The lack of a certain vitamin B is meant to cause paranoia! Imagine a person sufferring from that illness - both the doctor and the psychologist will find it hard to pipoint the problem coz both would think its in the mind!
Don't forget - heart attacks are caused by stress (as well as other factors). I think this is a big hole in current medicine - that the stress side of things are hardly handled by the doctors in heart-attack victims.
Hypnagogue:
"I found something. Here's a graph that should straightforwardly challenge the notion that age expectency has increased as a result of vaccines:"
I guess treatment has less impact on the life-expectancy when there are fewer people actually catching the desease due to better sanitation?
The thing is (for me anyway) - I don't consider traditional medicine to be those corner shops. These are a modern development - pseudo traditional. Unfortunately what I consider to be traditional medicine is now almost dead. Unani (Greco-Indian) medicine and maybe Chinese medicine are the only taditions that I am aware of - that is not quiet dead yet. Traditional medicine as it was - was not static but dynamic. Somehow I don't see a chinese herbal shop owner writing-about and developing chinese herbal medicine like the sages of the past had done. That's one of the reasons why I think most of these practices are pseudo-traditional.
quddusaliquddus
May24-04, 09:05 AM
Not even a little bit (and no, 100 years is all you have to go back). Just because there was a treatment, doesn't mean that treatment did anything. What you are calling "tradition medicine" is unrecognizable as such.
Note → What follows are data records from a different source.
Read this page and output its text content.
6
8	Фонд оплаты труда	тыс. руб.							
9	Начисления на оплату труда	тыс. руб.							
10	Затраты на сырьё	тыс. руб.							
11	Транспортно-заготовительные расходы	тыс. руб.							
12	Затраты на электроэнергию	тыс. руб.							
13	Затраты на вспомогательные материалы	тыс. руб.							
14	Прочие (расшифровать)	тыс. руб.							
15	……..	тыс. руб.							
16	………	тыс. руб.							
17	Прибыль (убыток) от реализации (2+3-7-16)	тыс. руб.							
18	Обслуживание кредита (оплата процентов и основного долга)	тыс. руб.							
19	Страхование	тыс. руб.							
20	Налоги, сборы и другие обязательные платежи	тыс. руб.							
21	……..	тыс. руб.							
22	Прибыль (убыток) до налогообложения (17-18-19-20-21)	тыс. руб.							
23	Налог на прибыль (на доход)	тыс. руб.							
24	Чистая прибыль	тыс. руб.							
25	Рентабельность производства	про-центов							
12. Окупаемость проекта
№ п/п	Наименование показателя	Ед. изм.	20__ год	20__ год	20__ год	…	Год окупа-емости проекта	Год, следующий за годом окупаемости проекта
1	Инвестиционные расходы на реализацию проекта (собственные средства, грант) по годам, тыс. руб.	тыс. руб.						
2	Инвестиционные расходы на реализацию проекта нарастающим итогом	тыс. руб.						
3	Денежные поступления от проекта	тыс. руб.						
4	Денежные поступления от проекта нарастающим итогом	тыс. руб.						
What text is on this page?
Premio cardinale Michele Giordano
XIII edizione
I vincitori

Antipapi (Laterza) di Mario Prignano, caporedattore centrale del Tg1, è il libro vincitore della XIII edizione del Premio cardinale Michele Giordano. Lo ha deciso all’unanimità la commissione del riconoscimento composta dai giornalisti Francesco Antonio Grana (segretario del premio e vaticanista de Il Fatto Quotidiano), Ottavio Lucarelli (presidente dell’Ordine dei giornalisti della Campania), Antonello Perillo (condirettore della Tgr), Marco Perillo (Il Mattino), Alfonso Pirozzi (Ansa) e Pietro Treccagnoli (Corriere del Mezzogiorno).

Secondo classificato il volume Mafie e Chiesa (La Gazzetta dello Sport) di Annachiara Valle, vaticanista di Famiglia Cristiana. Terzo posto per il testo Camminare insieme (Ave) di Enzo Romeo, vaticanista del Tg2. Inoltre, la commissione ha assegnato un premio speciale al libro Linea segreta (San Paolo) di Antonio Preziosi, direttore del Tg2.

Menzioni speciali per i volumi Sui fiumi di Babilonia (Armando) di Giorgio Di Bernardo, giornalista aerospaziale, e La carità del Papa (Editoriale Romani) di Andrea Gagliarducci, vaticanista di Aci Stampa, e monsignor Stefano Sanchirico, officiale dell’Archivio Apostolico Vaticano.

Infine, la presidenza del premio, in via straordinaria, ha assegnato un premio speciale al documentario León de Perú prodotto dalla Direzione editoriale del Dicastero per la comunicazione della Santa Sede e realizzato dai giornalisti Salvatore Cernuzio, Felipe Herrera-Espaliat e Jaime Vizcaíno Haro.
How would traditional medicine deal with (for example):
Smallpox?
Appendicitis?
A bullet (arrow) in your chest?
I really think you take it for granted how extrordinary modern medicine is. Things that 100 years ago were pretty much guaranteed to kill you are now either nonexistant or easily treatable.
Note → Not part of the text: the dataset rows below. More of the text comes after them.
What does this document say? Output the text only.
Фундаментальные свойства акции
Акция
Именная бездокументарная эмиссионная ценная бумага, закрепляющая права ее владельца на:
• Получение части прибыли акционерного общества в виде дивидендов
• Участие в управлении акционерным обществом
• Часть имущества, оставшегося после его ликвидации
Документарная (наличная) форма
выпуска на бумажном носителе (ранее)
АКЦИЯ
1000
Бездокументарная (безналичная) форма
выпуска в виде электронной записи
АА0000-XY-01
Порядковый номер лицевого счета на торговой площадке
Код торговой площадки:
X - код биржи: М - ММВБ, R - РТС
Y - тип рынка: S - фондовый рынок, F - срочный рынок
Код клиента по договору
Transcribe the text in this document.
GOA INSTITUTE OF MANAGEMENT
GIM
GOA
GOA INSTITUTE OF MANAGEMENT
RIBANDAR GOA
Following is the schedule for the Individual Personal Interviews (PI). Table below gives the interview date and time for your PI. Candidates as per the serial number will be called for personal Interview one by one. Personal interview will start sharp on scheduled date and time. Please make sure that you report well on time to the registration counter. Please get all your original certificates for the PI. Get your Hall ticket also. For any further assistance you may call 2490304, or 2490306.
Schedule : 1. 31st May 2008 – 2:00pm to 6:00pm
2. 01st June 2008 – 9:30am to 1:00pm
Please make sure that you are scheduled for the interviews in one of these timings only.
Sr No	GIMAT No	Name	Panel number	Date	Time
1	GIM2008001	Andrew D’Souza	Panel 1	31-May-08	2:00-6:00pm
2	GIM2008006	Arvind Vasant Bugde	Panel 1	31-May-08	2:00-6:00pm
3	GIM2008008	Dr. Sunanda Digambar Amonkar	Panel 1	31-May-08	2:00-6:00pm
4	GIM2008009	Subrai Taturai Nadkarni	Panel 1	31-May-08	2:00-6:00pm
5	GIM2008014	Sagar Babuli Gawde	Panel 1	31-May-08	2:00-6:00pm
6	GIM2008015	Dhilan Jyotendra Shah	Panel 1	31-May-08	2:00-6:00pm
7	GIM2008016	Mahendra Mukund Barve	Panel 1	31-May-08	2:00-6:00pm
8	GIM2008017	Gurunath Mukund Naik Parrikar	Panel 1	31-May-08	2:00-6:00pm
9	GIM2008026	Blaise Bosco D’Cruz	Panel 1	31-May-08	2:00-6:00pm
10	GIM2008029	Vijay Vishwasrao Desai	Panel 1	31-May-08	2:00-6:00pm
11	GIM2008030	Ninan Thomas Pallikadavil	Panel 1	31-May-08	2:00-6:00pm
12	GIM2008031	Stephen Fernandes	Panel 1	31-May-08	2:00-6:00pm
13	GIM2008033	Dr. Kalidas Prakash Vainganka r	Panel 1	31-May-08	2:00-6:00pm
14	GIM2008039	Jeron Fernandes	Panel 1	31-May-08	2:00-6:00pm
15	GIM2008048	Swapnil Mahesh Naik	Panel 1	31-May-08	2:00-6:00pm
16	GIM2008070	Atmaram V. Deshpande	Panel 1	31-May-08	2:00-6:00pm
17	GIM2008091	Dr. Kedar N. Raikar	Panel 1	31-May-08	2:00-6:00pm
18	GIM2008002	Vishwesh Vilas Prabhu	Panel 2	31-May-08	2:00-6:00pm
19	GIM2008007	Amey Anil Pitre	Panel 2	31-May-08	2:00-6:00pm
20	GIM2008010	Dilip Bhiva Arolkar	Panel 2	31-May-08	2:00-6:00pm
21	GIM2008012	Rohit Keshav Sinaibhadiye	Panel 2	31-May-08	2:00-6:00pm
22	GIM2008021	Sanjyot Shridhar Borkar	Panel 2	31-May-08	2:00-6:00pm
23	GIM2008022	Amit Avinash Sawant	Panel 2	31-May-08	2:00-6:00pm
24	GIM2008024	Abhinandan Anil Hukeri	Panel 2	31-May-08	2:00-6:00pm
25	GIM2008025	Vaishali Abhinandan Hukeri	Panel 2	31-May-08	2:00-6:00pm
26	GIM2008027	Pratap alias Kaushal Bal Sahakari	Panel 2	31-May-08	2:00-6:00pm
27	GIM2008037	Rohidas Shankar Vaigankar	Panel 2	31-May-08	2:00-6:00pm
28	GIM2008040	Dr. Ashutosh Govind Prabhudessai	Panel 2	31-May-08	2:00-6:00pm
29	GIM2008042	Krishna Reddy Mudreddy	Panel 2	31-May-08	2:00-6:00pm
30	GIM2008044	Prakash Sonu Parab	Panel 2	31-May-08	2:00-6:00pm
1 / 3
First of all traditional medicine is very much preventative - I don't
know the statistics but i reckon people living within the philosophy of such a medicinal tradition would have less of these occurring at the first place. Bullet in your chest - easy. You'd be surprised to hear about the sophistication non modern surgery. Small pox had been dealt with by africans, chinese, etc ... by innoculation for thousands of years. The chinese had turned it into an art.